Dr. Mohammadi states in the film that “Afghan women are first oppressed at home by their fathers, brothers, and husbands,” but a striking feature of Bread and Roses is the number of men and boys who support these women, and their faces show concern for their lives. Safety is almost ambiguous. As the camera focuses on a night shot of Kabul city, a woman’s voice can be heard shouting, “Education is our right!” and, moments later, a man’s voice can be heard joining in.
Malala tells the BBC she believes public strain can in the long run pressure the Taliban into concessions. “They don`t need ladies to also be in talks which might be occurring with exclusive countries’ representatives, they do now no longer need ladies’s rights to be at the agenda,” she says.

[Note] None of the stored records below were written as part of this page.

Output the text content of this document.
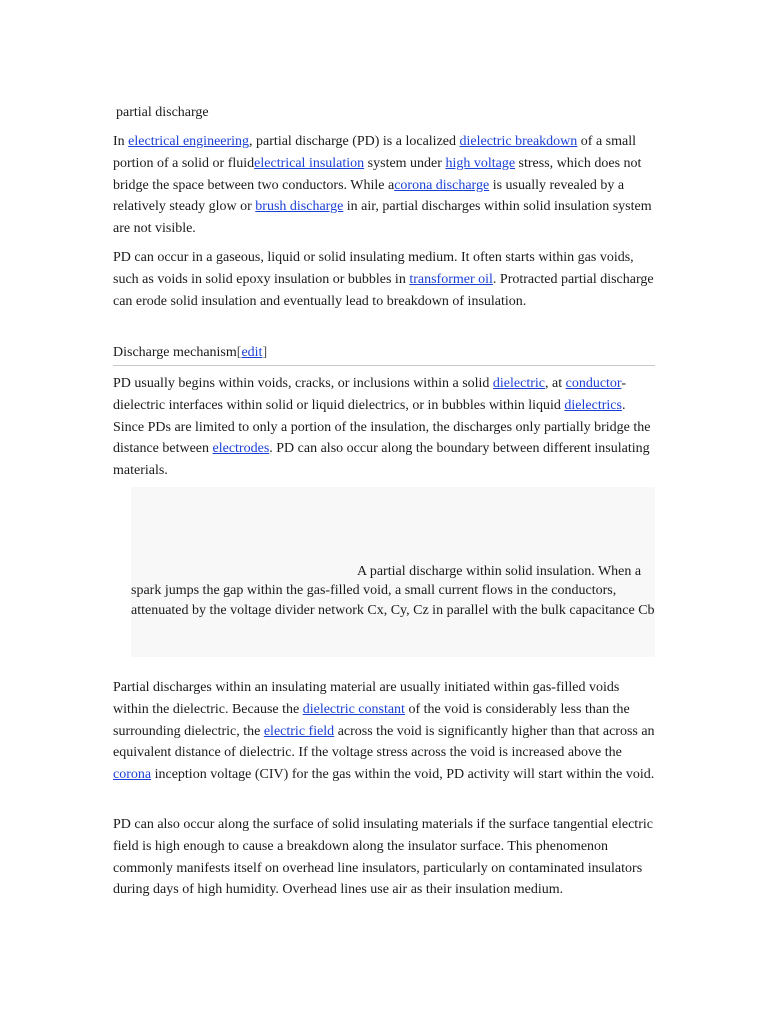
partial discharge

In electrical engineering, partial discharge (PD) is a localized dielectric breakdown of a small portion of a solid or fluidelectrical insulation system under high voltage stress, which does not bridge the space between two conductors. While acorona discharge is usually revealed by a relatively steady glow or brush discharge in air, partial discharges within solid insulation system are not visible.

PD can occur in a gaseous, liquid or solid insulating medium. It often starts within gas voids, such as voids in solid epoxy insulation or bubbles in transformer oil. Protracted partial discharge can erode solid insulation and eventually lead to breakdown of insulation.

Discharge mechanism[edit]

PD usually begins within voids, cracks, or inclusions within a solid dielectric, at conductor-dielectric interfaces within solid or liquid dielectrics, or in bubbles within liquid dielectrics. Since PDs are limited to only a portion of the insulation, the discharges only partially bridge the distance between electrodes. PD can also occur along the boundary between different insulating materials.

A partial discharge within solid insulation. When a spark jumps the gap within the gas-filled void, a small current flows in the conductors, attenuated by the voltage divider network Cx, Cy, Cz in parallel with the bulk capacitance Cb

Partial discharges within an insulating material are usually initiated within gas-filled voids within the dielectric. Because the dielectric constant of the void is considerably less than the surrounding dielectric, the electric field across the void is significantly higher than that across an equivalent distance of dielectric. If the voltage stress across the void is increased above the corona inception voltage (CIV) for the gas within the void, PD activity will start within the void.

PD can also occur along the surface of solid insulating materials if the surface tangential electric field is high enough to cause a breakdown along the insulator surface. This phenomenon commonly manifests itself on overhead line insulators, particularly on contaminated insulators during days of high humidity. Overhead lines use air as their insulation medium.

“To withstand them, we ought to do all that they do not need us to do. Women ought to be in the ones rooms. Women’s rights ought to be on the agenda, we’ve to name out gender apartheid and codify it into treaties so that perpetrators just like the Taliban are held liable for the crimes that they are committing towards Afghan ladies.”
Such needs might also additionally experience a ways off. The BBC mentioned this 12 months of female-led protests have stopped because of the reprisals, even though a few nevertheless put up motion pictures online with their faces covered. Sahra Mani says that with “protection as our primary priority” while making the movie, her primary protagonists left Afghanistan earlier than the movie was launched and their faces were shown.
Mobile telecellsmartphone footage, in a shifting epilogue to the movie, suggests an older female in hiding, coaching a set of younger ladies in English. “Now that is beneficial for college front exams,” the female says, as though nothing has changed.
The message of Bread & Roses is summed up inside the phrases of 1 activist who has to flee, taking a remaining have a take observe her domestic country.
“May records recollect that when upon a time, such cruelty became authorized towards the ladies of Afghanistan,” she says, as she crosses the border into Pakistan.
Bread & Roses is launched on Apple TV+ on fon22 November.